Ammantare la vita di letteratura è uno dei migliori modi possibili per tenere a bada demoni e dolori. Quando si ha l’anima frastornata o il corpo fracassato, quando si è senza alibi e non si percorrono scorciatoie, trovare ancora una ragione, anche l’ultima, nei libri che abbiamo letto, nei libri che leggeremo, è una strada che può condurre alla salvezza, una possibilità. Solo chi ha vissuto pienamente può comprenderlo. Solo il caso ha salvato Fuani Marino dalla morte, come lei stessa racconta in Svegliami a mezzanotte (168 pagine, 17 euro), un po’ memoir e un po’ saggio, pubblicato da Einaudi.

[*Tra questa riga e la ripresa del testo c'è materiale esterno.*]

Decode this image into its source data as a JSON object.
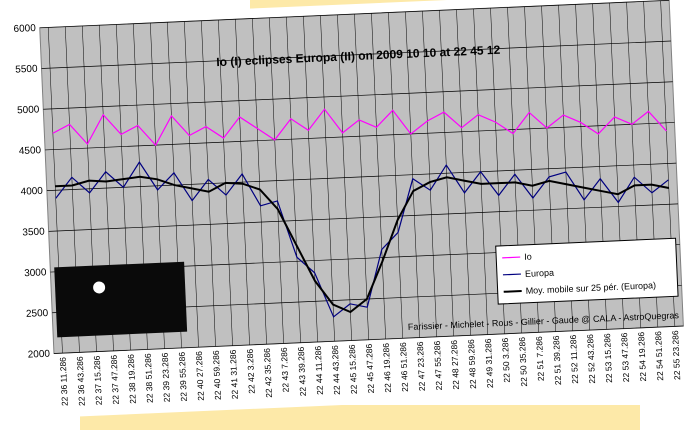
{
  "chart_data": {
    "type": "line",
    "title": "Io (I) eclipses Europa (II) on 2009 10 10 at 22 45 12",
    "annotation": "Farissier - Michelet - Rous - Gillier - Gaude @ CALA - AstroQuegras",
    "categories": [
      "22 36 11.286",
      "22 36 43.286",
      "22 37 15.286",
      "22 37 47.286",
      "22 38 19.286",
      "22 38 51.286",
      "22 39 23.286",
      "22 39 55.286",
      "22 40 27.286",
      "22 40 59.286",
      "22 41 31.286",
      "22 42 3.286",
      "22 42 35.286",
      "22 43 7.286",
      "22 43 39.286",
      "22 44 11.286",
      "22 44 43.286",
      "22 45 15.286",
      "22 45 47.286",
      "22 46 19.286",
      "22 46 51.286",
      "22 47 23.286",
      "22 47 55.286",
      "22 48 27.286",
      "22 48 59.286",
      "22 49 31.286",
      "22 50 3.286",
      "22 50 35.286",
      "22 51 7.286",
      "22 51 39.286",
      "22 52 11.286",
      "22 52 43.286",
      "22 53 15.286",
      "22 53 47.286",
      "22 54 19.286",
      "22 54 51.286",
      "22 55 23.286"
    ],
    "series": [
      {
        "name": "Io",
        "color": "#ff00ff",
        "values": [
          4700,
          4800,
          4550,
          4900,
          4650,
          4750,
          4500,
          4850,
          4600,
          4700,
          4550,
          4800,
          4650,
          4500,
          4750,
          4600,
          4850,
          4550,
          4700,
          4600,
          4800,
          4500,
          4650,
          4750,
          4550,
          4700,
          4600,
          4450,
          4700,
          4500,
          4650,
          4550,
          4400,
          4600,
          4500,
          4650,
          4400
        ]
      },
      {
        "name": "Europa",
        "color": "#000080",
        "values": [
          3900,
          4150,
          3950,
          4200,
          4000,
          4300,
          3950,
          4150,
          3800,
          4050,
          3850,
          4100,
          3700,
          3750,
          3050,
          2850,
          2300,
          2450,
          2400,
          3100,
          3300,
          3950,
          3800,
          4100,
          3750,
          4000,
          3700,
          3950,
          3650,
          3900,
          3950,
          3600,
          3850,
          3550,
          3850,
          3650,
          3800
        ]
      },
      {
        "name": "Moy. mobile sur 25 pér. (Europa)",
        "color": "#000000",
        "values": [
          4050,
          4050,
          4100,
          4080,
          4100,
          4120,
          4080,
          4000,
          3950,
          3900,
          4000,
          3980,
          3900,
          3650,
          3200,
          2750,
          2450,
          2350,
          2500,
          2950,
          3450,
          3800,
          3900,
          3950,
          3900,
          3850,
          3850,
          3850,
          3800,
          3850,
          3800,
          3750,
          3700,
          3650,
          3750,
          3750,
          3700
        ]
      }
    ],
    "ylim": [
      2000,
      6000
    ],
    "yticks": [
      2000,
      2500,
      3000,
      3500,
      4000,
      4500,
      5000,
      5500,
      6000
    ],
    "grid": true,
    "legend_position": "lower right"
  }
}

Il resto l’ha fatto lei, non arrendendosi al silenzio e nemmeno alla retorica, facendo i conti con i tanti ricordi di episodi depressivi, con gravi guai fisici, cicatrici, operazioni, riabilitazione, col giudizio altrui. Non con certezze, non con risposte ma con tentativi di risposte, con dubbi, con la mancata accettazione di se stessi: «… ancora oggi non ho capito esattamente come convivere con me stessa. Posso solo dire che è una convivenza difficile».

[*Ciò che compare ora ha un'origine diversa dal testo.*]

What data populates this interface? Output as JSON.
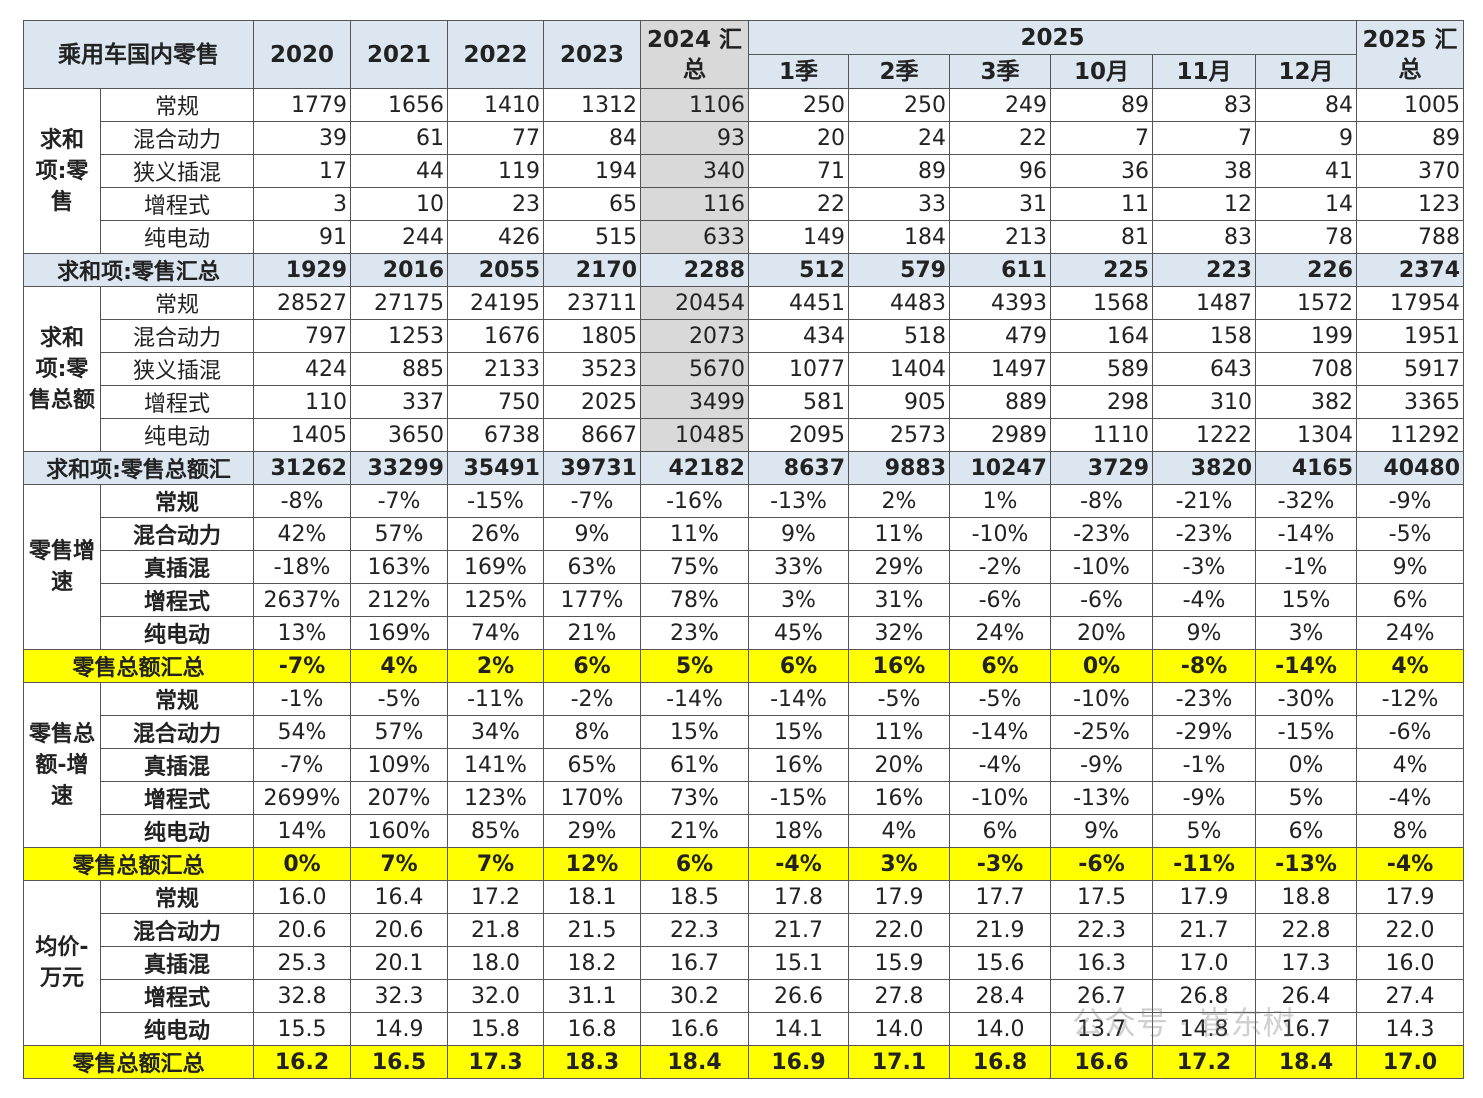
{
  "header": {
    "corner": "乘用车国内零售",
    "years": [
      "2020",
      "2021",
      "2022",
      "2023"
    ],
    "total2024": "2024 汇总",
    "year2025": "2025",
    "periods": [
      "1季",
      "2季",
      "3季",
      "10月",
      "11月",
      "12月"
    ],
    "total2025": "2025 汇总"
  },
  "sections": [
    {
      "label": "求和项:零售",
      "rows": [
        {
          "label": "常规",
          "values": [
            "1779",
            "1656",
            "1410",
            "1312",
            "1106",
            "250",
            "250",
            "249",
            "89",
            "83",
            "84",
            "1005"
          ]
        },
        {
          "label": "混合动力",
          "values": [
            "39",
            "61",
            "77",
            "84",
            "93",
            "20",
            "24",
            "22",
            "7",
            "7",
            "9",
            "89"
          ]
        },
        {
          "label": "狭义插混",
          "values": [
            "17",
            "44",
            "119",
            "194",
            "340",
            "71",
            "89",
            "96",
            "36",
            "38",
            "41",
            "370"
          ]
        },
        {
          "label": "增程式",
          "values": [
            "3",
            "10",
            "23",
            "65",
            "116",
            "22",
            "33",
            "31",
            "11",
            "12",
            "14",
            "123"
          ]
        },
        {
          "label": "纯电动",
          "values": [
            "91",
            "244",
            "426",
            "515",
            "633",
            "149",
            "184",
            "213",
            "81",
            "83",
            "78",
            "788"
          ]
        }
      ],
      "total": {
        "label": "求和项:零售汇总",
        "values": [
          "1929",
          "2016",
          "2055",
          "2170",
          "2288",
          "512",
          "579",
          "611",
          "225",
          "223",
          "226",
          "2374"
        ]
      }
    },
    {
      "label": "求和项:零售总额",
      "rows": [
        {
          "label": "常规",
          "values": [
            "28527",
            "27175",
            "24195",
            "23711",
            "20454",
            "4451",
            "4483",
            "4393",
            "1568",
            "1487",
            "1572",
            "17954"
          ]
        },
        {
          "label": "混合动力",
          "values": [
            "797",
            "1253",
            "1676",
            "1805",
            "2073",
            "434",
            "518",
            "479",
            "164",
            "158",
            "199",
            "1951"
          ]
        },
        {
          "label": "狭义插混",
          "values": [
            "424",
            "885",
            "2133",
            "3523",
            "5670",
            "1077",
            "1404",
            "1497",
            "589",
            "643",
            "708",
            "5917"
          ]
        },
        {
          "label": "增程式",
          "values": [
            "110",
            "337",
            "750",
            "2025",
            "3499",
            "581",
            "905",
            "889",
            "298",
            "310",
            "382",
            "3365"
          ]
        },
        {
          "label": "纯电动",
          "values": [
            "1405",
            "3650",
            "6738",
            "8667",
            "10485",
            "2095",
            "2573",
            "2989",
            "1110",
            "1222",
            "1304",
            "11292"
          ]
        }
      ],
      "total": {
        "label": "求和项:零售总额汇",
        "values": [
          "31262",
          "33299",
          "35491",
          "39731",
          "42182",
          "8637",
          "9883",
          "10247",
          "3729",
          "3820",
          "4165",
          "40480"
        ]
      }
    },
    {
      "label": "零售增速",
      "rows": [
        {
          "label": "常规",
          "values": [
            "-8%",
            "-7%",
            "-15%",
            "-7%",
            "-16%",
            "-13%",
            "2%",
            "1%",
            "-8%",
            "-21%",
            "-32%",
            "-9%"
          ]
        },
        {
          "label": "混合动力",
          "values": [
            "42%",
            "57%",
            "26%",
            "9%",
            "11%",
            "9%",
            "11%",
            "-10%",
            "-23%",
            "-23%",
            "-14%",
            "-5%"
          ]
        },
        {
          "label": "真插混",
          "values": [
            "-18%",
            "163%",
            "169%",
            "63%",
            "75%",
            "33%",
            "29%",
            "-2%",
            "-10%",
            "-3%",
            "-1%",
            "9%"
          ]
        },
        {
          "label": "增程式",
          "values": [
            "2637%",
            "212%",
            "125%",
            "177%",
            "78%",
            "3%",
            "31%",
            "-6%",
            "-6%",
            "-4%",
            "15%",
            "6%"
          ]
        },
        {
          "label": "纯电动",
          "values": [
            "13%",
            "169%",
            "74%",
            "21%",
            "23%",
            "45%",
            "32%",
            "24%",
            "20%",
            "9%",
            "3%",
            "24%"
          ]
        }
      ],
      "total": {
        "label": "零售总额汇总",
        "values": [
          "-7%",
          "4%",
          "2%",
          "6%",
          "5%",
          "6%",
          "16%",
          "6%",
          "0%",
          "-8%",
          "-14%",
          "4%"
        ]
      }
    },
    {
      "label": "零售总额-增速",
      "rows": [
        {
          "label": "常规",
          "values": [
            "-1%",
            "-5%",
            "-11%",
            "-2%",
            "-14%",
            "-14%",
            "-5%",
            "-5%",
            "-10%",
            "-23%",
            "-30%",
            "-12%"
          ]
        },
        {
          "label": "混合动力",
          "values": [
            "54%",
            "57%",
            "34%",
            "8%",
            "15%",
            "15%",
            "11%",
            "-14%",
            "-25%",
            "-29%",
            "-15%",
            "-6%"
          ]
        },
        {
          "label": "真插混",
          "values": [
            "-7%",
            "109%",
            "141%",
            "65%",
            "61%",
            "16%",
            "20%",
            "-4%",
            "-9%",
            "-1%",
            "0%",
            "4%"
          ]
        },
        {
          "label": "增程式",
          "values": [
            "2699%",
            "207%",
            "123%",
            "170%",
            "73%",
            "-15%",
            "16%",
            "-10%",
            "-13%",
            "-9%",
            "5%",
            "-4%"
          ]
        },
        {
          "label": "纯电动",
          "values": [
            "14%",
            "160%",
            "85%",
            "29%",
            "21%",
            "18%",
            "4%",
            "6%",
            "9%",
            "5%",
            "6%",
            "8%"
          ]
        }
      ],
      "total": {
        "label": "零售总额汇总",
        "values": [
          "0%",
          "7%",
          "7%",
          "12%",
          "6%",
          "-4%",
          "3%",
          "-3%",
          "-6%",
          "-11%",
          "-13%",
          "-4%"
        ]
      }
    },
    {
      "label": "均价-万元",
      "rows": [
        {
          "label": "常规",
          "values": [
            "16.0",
            "16.4",
            "17.2",
            "18.1",
            "18.5",
            "17.8",
            "17.9",
            "17.7",
            "17.5",
            "17.9",
            "18.8",
            "17.9"
          ]
        },
        {
          "label": "混合动力",
          "values": [
            "20.6",
            "20.6",
            "21.8",
            "21.5",
            "22.3",
            "21.7",
            "22.0",
            "21.9",
            "22.3",
            "21.7",
            "22.8",
            "22.0"
          ]
        },
        {
          "label": "真插混",
          "values": [
            "25.3",
            "20.1",
            "18.0",
            "18.2",
            "16.7",
            "15.1",
            "15.9",
            "15.6",
            "16.3",
            "17.0",
            "17.3",
            "16.0"
          ]
        },
        {
          "label": "增程式",
          "values": [
            "32.8",
            "32.3",
            "32.0",
            "31.1",
            "30.2",
            "26.6",
            "27.8",
            "28.4",
            "26.7",
            "26.8",
            "26.4",
            "27.4"
          ]
        },
        {
          "label": "纯电动",
          "values": [
            "15.5",
            "14.9",
            "15.8",
            "16.8",
            "16.6",
            "14.1",
            "14.0",
            "14.0",
            "13.7",
            "14.8",
            "16.7",
            "14.3"
          ]
        }
      ],
      "total": {
        "label": "零售总额汇总",
        "values": [
          "16.2",
          "16.5",
          "17.3",
          "18.3",
          "18.4",
          "16.9",
          "17.1",
          "16.8",
          "16.6",
          "17.2",
          "18.4",
          "17.0"
        ]
      }
    }
  ],
  "watermark": "公众号 · 崔东树"
}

Ho letto Svegliami a mezzanotte poco dopo la sua apparizione in libreria. Ne scrivo adesso. Il tempo trascorso a rifletterne, a pensarci (e a vivere, naturalmente) è un lungo ringraziamento all’autrice del libro e del gesto più difficile da comprendere, un tentativo di suicidio nell’estate del 2012, pochi mesi dopo essere diventata madre; un volo da dodici metri, da un balcone: «Mi sono affacciata guardandomi intorno per poi voltarmi: il mio bacino toccava la ringhiera, credo di essermici seduta; sentivo il vuoto oltre le mie spalle…». L’umanissimo libro di Fuani Marino (qui un suo consiglio di lettura per il nostro canale YouTube) aiuta a comprendere la vita, più che la morte, pur non riuscendo ad aggrapparsi alla ragione, pur pulsante di sgomento e vergogna. E lo fa coadiuvata da intellettuali (Woolf, Sontag, Pavese, Franzen, Freud, Plath, Toews, Didion, DFW, Primo Levi), artisti, medici, citandone il pensiero, e riflettendo attorno a esso, per provare a rispondere a tante domande. Non cerca applausi, Fuani Marino, ma mira ad annientare l’isolamento e l’emarginazione di chi soffre di disagi psichici, come il suo disturbo bipolare, e nel mondo contemporaneo, nella società italiana, gode di scarsissima attenzione: sono pagine politiche, che vanno dagli effetti dei farmaci al tema del suicidio assistito, passando per un racconto della sanità, ampio spettro di medici e operatori, empatici o superficiali. L’autrice dà visibilità a più di un tabù, tacere e nascondere, nascondersi, non è consentito, non è dignitoso. Nessuno, probabilmente può restare indifferente, storie ed esperienze, anche in minima parte, possono condurre a tutti noi, a piccoli e grandi mali, che covano e possono esplodere e tornare, riesplodere.
Con prosa analitica la “sopravvissuta” Fuani Marino racconta, probabilmente, la parte di se stessa che è comunque morta, e un’altra, consapevole e desiderosa di comprensione, di nuovi equilibri, che è nata. Con dolore e con incoscienza, senza filtri e senza indulgenze, percorre strade colme di malesseri e vuoti – tanta serenità apparente, un percorso di studi, un’accidentata precaria professione, un matrimonio, la prospettiva di una vita agiata, la nascita di una figlia, una depressione post-partum – e oltrepassa confini d’inquietudine, si confronta col suo ultimo desiderio, morire, col conforto della letteratura, col culto non della pacificazione, ma di un equilibrio precario, della verità come voglia di sopravvivere al vuoto, mai edulcorata, anche dolorosa, la stessa che, con vero amore materno, promette di dir sempre alla figlia Greta, chiamata in causa nelle pagine finali del libro.